According to Fraunhofer ISE, the scale of future solar deployment will require very large quantities of raw materials, particularly copper and aluminum used in cables, transformers, and substations.

In a modern solar project with a capacity of about 50 MWp, cable lengths can reach hundreds of kilometers, making conductor material a major cost and supply factor.

Fraunhofer copper supply

The International Energy Agency’s Global Critical Minerals Outlook 2024 indicates that global copper demand is expected to exceed announced supply from 2025 onwards, likely driving higher prices.

As a result, aluminum cables are increasingly being adopted, despite higher processing requirements. Aluminum production is associated with high CO₂ emissions, and aluminum has been classified by the European Union as a critical raw material, further pressuring project economics and sustainability.

Medium-Voltage Operation

Fraunhofer ISE states that increasing the voltage level of solar systems to medium voltage represents a key lever for reducing both resource use and investment costs.

Doubling the system voltage reduces the conductor cross-section by approximately 75%, significantly lowering the amount of copper or aluminum required.

Thinner cables are easier to handle and install, reducing installation time and labor costs.

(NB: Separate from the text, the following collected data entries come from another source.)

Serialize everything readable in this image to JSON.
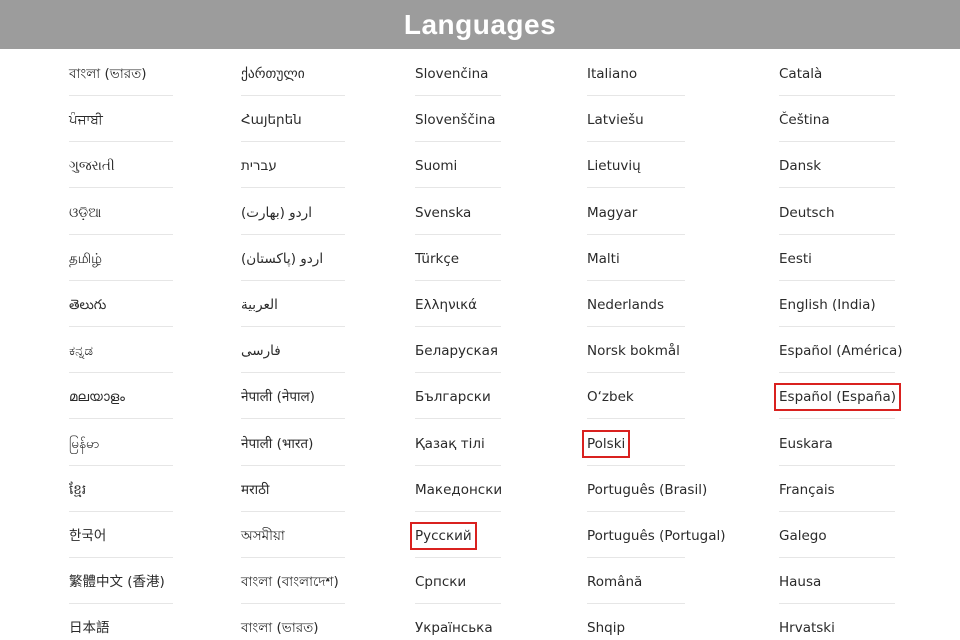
{
  "header": {
    "title": "Languages"
  },
  "highlight_color": "#d9211f",
  "columns": [
    {
      "items": [
        {
          "label": "বাংলা (ভারত)",
          "highlighted": false
        },
        {
          "label": "ਪੰਜਾਬੀ",
          "highlighted": false
        },
        {
          "label": "ગુજરાતી",
          "highlighted": false
        },
        {
          "label": "ଓଡ଼ିଆ",
          "highlighted": false
        },
        {
          "label": "தமிழ்",
          "highlighted": false
        },
        {
          "label": "తెలుగు",
          "highlighted": false
        },
        {
          "label": "ಕನ್ನಡ",
          "highlighted": false
        },
        {
          "label": "മലയാളം",
          "highlighted": false
        },
        {
          "label": "မြန်မာ",
          "highlighted": false
        },
        {
          "label": "ខ្មែរ",
          "highlighted": false
        },
        {
          "label": "한국어",
          "highlighted": false
        },
        {
          "label": "繁體中文 (香港)",
          "highlighted": false
        },
        {
          "label": "日本語",
          "highlighted": false
        }
      ]
    },
    {
      "items": [
        {
          "label": "ქართული",
          "highlighted": false
        },
        {
          "label": "Հայերեն",
          "highlighted": false
        },
        {
          "label": "עברית",
          "highlighted": false
        },
        {
          "label": "اردو (بھارت)",
          "highlighted": false
        },
        {
          "label": "اردو (پاکستان)",
          "highlighted": false
        },
        {
          "label": "العربية",
          "highlighted": false
        },
        {
          "label": "فارسی",
          "highlighted": false
        },
        {
          "label": "नेपाली (नेपाल)",
          "highlighted": false
        },
        {
          "label": "नेपाली (भारत)",
          "highlighted": false
        },
        {
          "label": "मराठी",
          "highlighted": false
        },
        {
          "label": "অসমীয়া",
          "highlighted": false
        },
        {
          "label": "বাংলা (বাংলাদেশ)",
          "highlighted": false
        },
        {
          "label": "বাংলা (ভারত)",
          "highlighted": false
        }
      ]
    },
    {
      "items": [
        {
          "label": "Slovenčina",
          "highlighted": false
        },
        {
          "label": "Slovenščina",
          "highlighted": false
        },
        {
          "label": "Suomi",
          "highlighted": false
        },
        {
          "label": "Svenska",
          "highlighted": false
        },
        {
          "label": "Türkçe",
          "highlighted": false
        },
        {
          "label": "Ελληνικά",
          "highlighted": false
        },
        {
          "label": "Беларуская",
          "highlighted": false
        },
        {
          "label": "Български",
          "highlighted": false
        },
        {
          "label": "Қазақ тілі",
          "highlighted": false
        },
        {
          "label": "Македонски",
          "highlighted": false
        },
        {
          "label": "Русский",
          "highlighted": true
        },
        {
          "label": "Српски",
          "highlighted": false
        },
        {
          "label": "Українська",
          "highlighted": false
        }
      ]
    },
    {
      "items": [
        {
          "label": "Italiano",
          "highlighted": false
        },
        {
          "label": "Latviešu",
          "highlighted": false
        },
        {
          "label": "Lietuvių",
          "highlighted": false
        },
        {
          "label": "Magyar",
          "highlighted": false
        },
        {
          "label": "Malti",
          "highlighted": false
        },
        {
          "label": "Nederlands",
          "highlighted": false
        },
        {
          "label": "Norsk bokmål",
          "highlighted": false
        },
        {
          "label": "O‘zbek",
          "highlighted": false
        },
        {
          "label": "Polski",
          "highlighted": true
        },
        {
          "label": "Português (Brasil)",
          "highlighted": false
        },
        {
          "label": "Português (Portugal)",
          "highlighted": false
        },
        {
          "label": "Română",
          "highlighted": false
        },
        {
          "label": "Shqip",
          "highlighted": false
        }
      ]
    },
    {
      "items": [
        {
          "label": "Català",
          "highlighted": false
        },
        {
          "label": "Čeština",
          "highlighted": false
        },
        {
          "label": "Dansk",
          "highlighted": false
        },
        {
          "label": "Deutsch",
          "highlighted": false
        },
        {
          "label": "Eesti",
          "highlighted": false
        },
        {
          "label": "English (India)",
          "highlighted": false
        },
        {
          "label": "Español (América)",
          "highlighted": false
        },
        {
          "label": "Español (España)",
          "highlighted": true
        },
        {
          "label": "Euskara",
          "highlighted": false
        },
        {
          "label": "Français",
          "highlighted": false
        },
        {
          "label": "Galego",
          "highlighted": false
        },
        {
          "label": "Hausa",
          "highlighted": false
        },
        {
          "label": "Hrvatski",
          "highlighted": false
        }
      ]
    }
  ]
}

In addition, operating at higher voltage allows the connected load of transformers and substations to be doubled without increasing their physical size.

In large-scale solar parks, this enables halving the number of transformers and substations, resulting in additional savings in materials, capital expenditure, and installation costs.

Fraunhofer ISE project manager Felix Kulenkampff notes that these advantages already occur at relatively low medium-voltage levels and that the additional effort required to design components with sufficient voltage withstand capability remains manageable.

Last July, Fraunhofer ISE researchers developed solar cells based on III-V semiconductors that achieve over 40% efficiency indoors.

In May 2025, scientists at Fraunhofer ISE claimed to have produced silicon heterojunction solar cells with a total silver consumption of 1.4 mg per watt of peak power.